Simms applauded the local restaurant associations for keeping operators in the know on individual state reopening policies so they could ready their workforces for when doors opened.
“We could not be happier to get our dining rooms open,” he said. “We’ve been asking the states—governors and health departments—for a little bit of warning when they are going to open up the states because it takes time to train our people on the new way of doing things.
“Our kitchens have always been safe and sanitized, but when you look at the dining rooms, that’s where the social distancing occurs. That’s where servers have to wear masks and gloves.
“It takes time to get people together and walk them through that,” he said. “It’s not something you can rush into. You have to think it through and do it the right way so you can earn the confidence of your guests.”
Optimism Ahead
As for new restaurant openings, a door in Fairfax, Va., was originally scheduled to open the first week of April and is now set to debute in June. Another in Stafford, Texas is partially built with three other restaurants also previously slated for construction this year.

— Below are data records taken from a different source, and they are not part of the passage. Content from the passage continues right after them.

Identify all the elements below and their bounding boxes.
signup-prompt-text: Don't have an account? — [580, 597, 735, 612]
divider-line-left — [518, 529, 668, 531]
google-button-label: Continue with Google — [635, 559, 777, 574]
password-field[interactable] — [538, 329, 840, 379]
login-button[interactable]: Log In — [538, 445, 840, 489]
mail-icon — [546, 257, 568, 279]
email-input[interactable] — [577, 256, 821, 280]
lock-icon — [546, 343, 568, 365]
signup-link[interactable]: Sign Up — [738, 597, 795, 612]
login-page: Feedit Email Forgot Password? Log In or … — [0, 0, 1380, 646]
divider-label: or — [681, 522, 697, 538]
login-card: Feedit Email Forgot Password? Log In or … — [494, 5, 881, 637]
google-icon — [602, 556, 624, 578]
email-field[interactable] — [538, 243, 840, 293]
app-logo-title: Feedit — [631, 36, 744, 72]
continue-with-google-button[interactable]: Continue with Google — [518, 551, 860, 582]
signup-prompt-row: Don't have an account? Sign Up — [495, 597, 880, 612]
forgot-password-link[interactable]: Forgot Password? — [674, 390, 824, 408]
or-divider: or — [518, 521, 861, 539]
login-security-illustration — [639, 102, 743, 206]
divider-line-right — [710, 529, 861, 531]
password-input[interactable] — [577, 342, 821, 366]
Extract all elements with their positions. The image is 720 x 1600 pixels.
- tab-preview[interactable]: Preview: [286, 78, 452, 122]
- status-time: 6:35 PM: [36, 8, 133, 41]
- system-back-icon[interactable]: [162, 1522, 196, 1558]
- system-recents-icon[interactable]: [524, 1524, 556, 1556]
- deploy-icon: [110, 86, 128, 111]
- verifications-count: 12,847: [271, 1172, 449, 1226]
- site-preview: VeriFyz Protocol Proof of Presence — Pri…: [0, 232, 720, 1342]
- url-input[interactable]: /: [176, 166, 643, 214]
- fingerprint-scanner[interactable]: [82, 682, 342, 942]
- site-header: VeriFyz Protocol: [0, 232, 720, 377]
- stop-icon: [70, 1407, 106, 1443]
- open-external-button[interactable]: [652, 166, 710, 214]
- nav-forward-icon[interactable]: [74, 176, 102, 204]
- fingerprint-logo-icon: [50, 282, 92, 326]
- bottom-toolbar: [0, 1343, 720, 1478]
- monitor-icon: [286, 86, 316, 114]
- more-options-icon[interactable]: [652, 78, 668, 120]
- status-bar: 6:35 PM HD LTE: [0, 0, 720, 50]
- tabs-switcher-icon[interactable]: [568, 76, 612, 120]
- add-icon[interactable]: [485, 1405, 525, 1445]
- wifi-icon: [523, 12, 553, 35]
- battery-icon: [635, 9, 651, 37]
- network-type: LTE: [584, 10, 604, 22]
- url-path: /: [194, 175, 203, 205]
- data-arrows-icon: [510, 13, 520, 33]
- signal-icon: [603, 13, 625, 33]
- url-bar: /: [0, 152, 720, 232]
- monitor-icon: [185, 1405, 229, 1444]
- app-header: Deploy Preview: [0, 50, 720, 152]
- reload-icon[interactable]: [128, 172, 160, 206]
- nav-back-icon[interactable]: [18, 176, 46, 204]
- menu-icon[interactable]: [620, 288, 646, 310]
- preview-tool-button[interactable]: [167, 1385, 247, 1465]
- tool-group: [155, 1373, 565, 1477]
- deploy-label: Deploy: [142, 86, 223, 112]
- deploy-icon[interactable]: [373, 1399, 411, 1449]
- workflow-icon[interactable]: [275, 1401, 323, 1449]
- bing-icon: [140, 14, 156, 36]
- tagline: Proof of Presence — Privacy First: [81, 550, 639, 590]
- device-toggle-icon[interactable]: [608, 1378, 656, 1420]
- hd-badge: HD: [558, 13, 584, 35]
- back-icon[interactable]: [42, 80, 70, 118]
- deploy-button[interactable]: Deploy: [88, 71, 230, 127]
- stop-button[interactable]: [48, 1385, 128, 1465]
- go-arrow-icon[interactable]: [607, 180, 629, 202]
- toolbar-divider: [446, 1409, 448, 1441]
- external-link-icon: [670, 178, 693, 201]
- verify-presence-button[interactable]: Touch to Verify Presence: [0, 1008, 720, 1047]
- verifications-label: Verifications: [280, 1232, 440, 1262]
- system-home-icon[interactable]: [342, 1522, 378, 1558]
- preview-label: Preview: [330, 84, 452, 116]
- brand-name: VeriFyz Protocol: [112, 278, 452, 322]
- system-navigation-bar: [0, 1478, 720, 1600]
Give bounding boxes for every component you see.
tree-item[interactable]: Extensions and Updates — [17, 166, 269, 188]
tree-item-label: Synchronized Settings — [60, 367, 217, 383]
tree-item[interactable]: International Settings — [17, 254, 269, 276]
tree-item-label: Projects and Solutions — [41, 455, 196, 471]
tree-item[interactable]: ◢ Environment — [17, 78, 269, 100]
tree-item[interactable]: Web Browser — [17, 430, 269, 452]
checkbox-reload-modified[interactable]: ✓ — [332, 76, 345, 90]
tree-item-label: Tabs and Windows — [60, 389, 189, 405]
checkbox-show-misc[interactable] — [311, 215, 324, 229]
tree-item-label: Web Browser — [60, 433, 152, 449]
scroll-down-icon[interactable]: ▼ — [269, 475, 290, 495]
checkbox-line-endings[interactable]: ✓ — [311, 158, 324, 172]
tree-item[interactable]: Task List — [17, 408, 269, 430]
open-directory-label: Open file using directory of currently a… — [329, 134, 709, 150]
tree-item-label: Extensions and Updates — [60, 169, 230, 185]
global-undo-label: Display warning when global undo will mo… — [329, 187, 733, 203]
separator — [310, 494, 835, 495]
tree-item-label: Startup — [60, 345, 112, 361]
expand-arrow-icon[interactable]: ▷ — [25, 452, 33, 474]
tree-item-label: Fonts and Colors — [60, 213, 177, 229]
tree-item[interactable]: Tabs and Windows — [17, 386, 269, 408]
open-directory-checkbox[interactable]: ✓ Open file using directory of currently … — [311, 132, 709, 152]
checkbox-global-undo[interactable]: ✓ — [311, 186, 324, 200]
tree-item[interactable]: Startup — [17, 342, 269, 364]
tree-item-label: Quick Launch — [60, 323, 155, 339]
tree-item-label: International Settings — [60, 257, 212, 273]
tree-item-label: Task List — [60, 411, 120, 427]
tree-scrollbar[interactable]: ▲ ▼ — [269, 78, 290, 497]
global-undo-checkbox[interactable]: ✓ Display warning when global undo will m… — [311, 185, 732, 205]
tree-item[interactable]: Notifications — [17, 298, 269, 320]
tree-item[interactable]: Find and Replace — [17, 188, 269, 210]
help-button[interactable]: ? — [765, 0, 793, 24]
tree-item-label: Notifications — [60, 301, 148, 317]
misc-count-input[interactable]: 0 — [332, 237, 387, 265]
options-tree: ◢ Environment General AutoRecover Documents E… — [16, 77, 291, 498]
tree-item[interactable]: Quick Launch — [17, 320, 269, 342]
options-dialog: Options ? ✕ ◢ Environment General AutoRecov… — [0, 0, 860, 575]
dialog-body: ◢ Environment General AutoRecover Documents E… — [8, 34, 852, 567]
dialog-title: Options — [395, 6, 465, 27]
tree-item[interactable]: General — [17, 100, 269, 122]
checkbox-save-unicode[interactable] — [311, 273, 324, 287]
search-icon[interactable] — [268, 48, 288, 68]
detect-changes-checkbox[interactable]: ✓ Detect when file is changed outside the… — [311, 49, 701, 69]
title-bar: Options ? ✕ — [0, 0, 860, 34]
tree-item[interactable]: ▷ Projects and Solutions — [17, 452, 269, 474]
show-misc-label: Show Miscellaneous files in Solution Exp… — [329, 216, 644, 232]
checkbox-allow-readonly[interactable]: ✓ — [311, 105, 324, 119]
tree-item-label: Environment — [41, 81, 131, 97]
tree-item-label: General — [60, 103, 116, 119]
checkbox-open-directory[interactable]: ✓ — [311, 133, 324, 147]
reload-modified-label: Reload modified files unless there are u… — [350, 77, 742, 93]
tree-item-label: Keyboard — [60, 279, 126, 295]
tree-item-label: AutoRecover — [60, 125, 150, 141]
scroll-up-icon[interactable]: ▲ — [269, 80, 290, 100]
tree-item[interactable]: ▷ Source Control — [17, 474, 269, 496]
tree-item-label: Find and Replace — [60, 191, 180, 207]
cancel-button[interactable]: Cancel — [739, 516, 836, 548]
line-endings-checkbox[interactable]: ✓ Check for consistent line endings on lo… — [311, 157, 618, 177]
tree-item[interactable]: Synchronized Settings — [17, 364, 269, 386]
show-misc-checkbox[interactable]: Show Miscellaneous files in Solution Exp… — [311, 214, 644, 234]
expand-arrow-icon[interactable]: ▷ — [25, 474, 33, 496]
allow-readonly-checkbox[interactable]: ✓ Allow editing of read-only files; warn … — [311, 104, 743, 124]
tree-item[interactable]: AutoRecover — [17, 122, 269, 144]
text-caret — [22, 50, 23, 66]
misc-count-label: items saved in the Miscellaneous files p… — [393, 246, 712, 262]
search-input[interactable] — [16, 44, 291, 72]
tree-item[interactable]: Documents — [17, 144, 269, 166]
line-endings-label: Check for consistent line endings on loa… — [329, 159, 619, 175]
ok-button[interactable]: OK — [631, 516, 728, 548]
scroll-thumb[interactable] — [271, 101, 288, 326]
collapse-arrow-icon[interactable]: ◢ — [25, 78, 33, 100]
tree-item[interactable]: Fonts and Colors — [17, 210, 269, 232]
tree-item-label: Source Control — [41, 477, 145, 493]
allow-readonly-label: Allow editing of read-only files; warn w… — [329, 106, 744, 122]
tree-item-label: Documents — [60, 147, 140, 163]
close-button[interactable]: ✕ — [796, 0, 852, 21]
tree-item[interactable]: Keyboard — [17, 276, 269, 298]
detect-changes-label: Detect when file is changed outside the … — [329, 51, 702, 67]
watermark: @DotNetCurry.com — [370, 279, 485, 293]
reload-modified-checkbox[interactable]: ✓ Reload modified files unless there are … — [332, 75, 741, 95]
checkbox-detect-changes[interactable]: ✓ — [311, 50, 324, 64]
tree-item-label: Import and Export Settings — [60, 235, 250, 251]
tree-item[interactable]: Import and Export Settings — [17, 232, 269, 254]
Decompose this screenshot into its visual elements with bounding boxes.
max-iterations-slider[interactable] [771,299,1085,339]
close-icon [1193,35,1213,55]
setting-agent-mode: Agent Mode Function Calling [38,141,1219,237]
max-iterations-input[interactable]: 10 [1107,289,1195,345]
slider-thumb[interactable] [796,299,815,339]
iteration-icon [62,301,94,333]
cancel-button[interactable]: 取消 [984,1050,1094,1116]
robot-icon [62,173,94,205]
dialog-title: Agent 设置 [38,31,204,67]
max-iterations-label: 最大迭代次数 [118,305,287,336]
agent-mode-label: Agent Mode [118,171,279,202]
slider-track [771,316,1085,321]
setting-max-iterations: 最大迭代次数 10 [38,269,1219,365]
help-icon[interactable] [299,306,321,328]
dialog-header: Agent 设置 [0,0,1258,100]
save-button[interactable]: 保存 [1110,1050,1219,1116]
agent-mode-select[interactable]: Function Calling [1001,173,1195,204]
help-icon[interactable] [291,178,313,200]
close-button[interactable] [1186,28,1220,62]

“I think we’ve got to understand what the new normal looks like before we can make those [opening] decisions right now,” Simms said. “We definitely want to grow.”
Whether that happens in the remainder of this year or future years is up in the air.
Simms, like many other executives, is cautious about forecasting. As dining rooms reopen, he’s guessing that’ll lead to a spike in sales getting to 50% to 60% of normal levels and growing from there.
“I’ll tell you, that is the million-dollar question right now,” he said of what the rest of the year looks like, “because nobody has any idea.”
“I am definitely an optimist of course. As the entrepreneur, you have to be an optimist. The big question is what happens with the coronavirus during the next winter? I don’t know that answer. I do believe we’ll get back up to prior sales volumes or somewhere near those by the end of the year, but it’s a really big question mark.”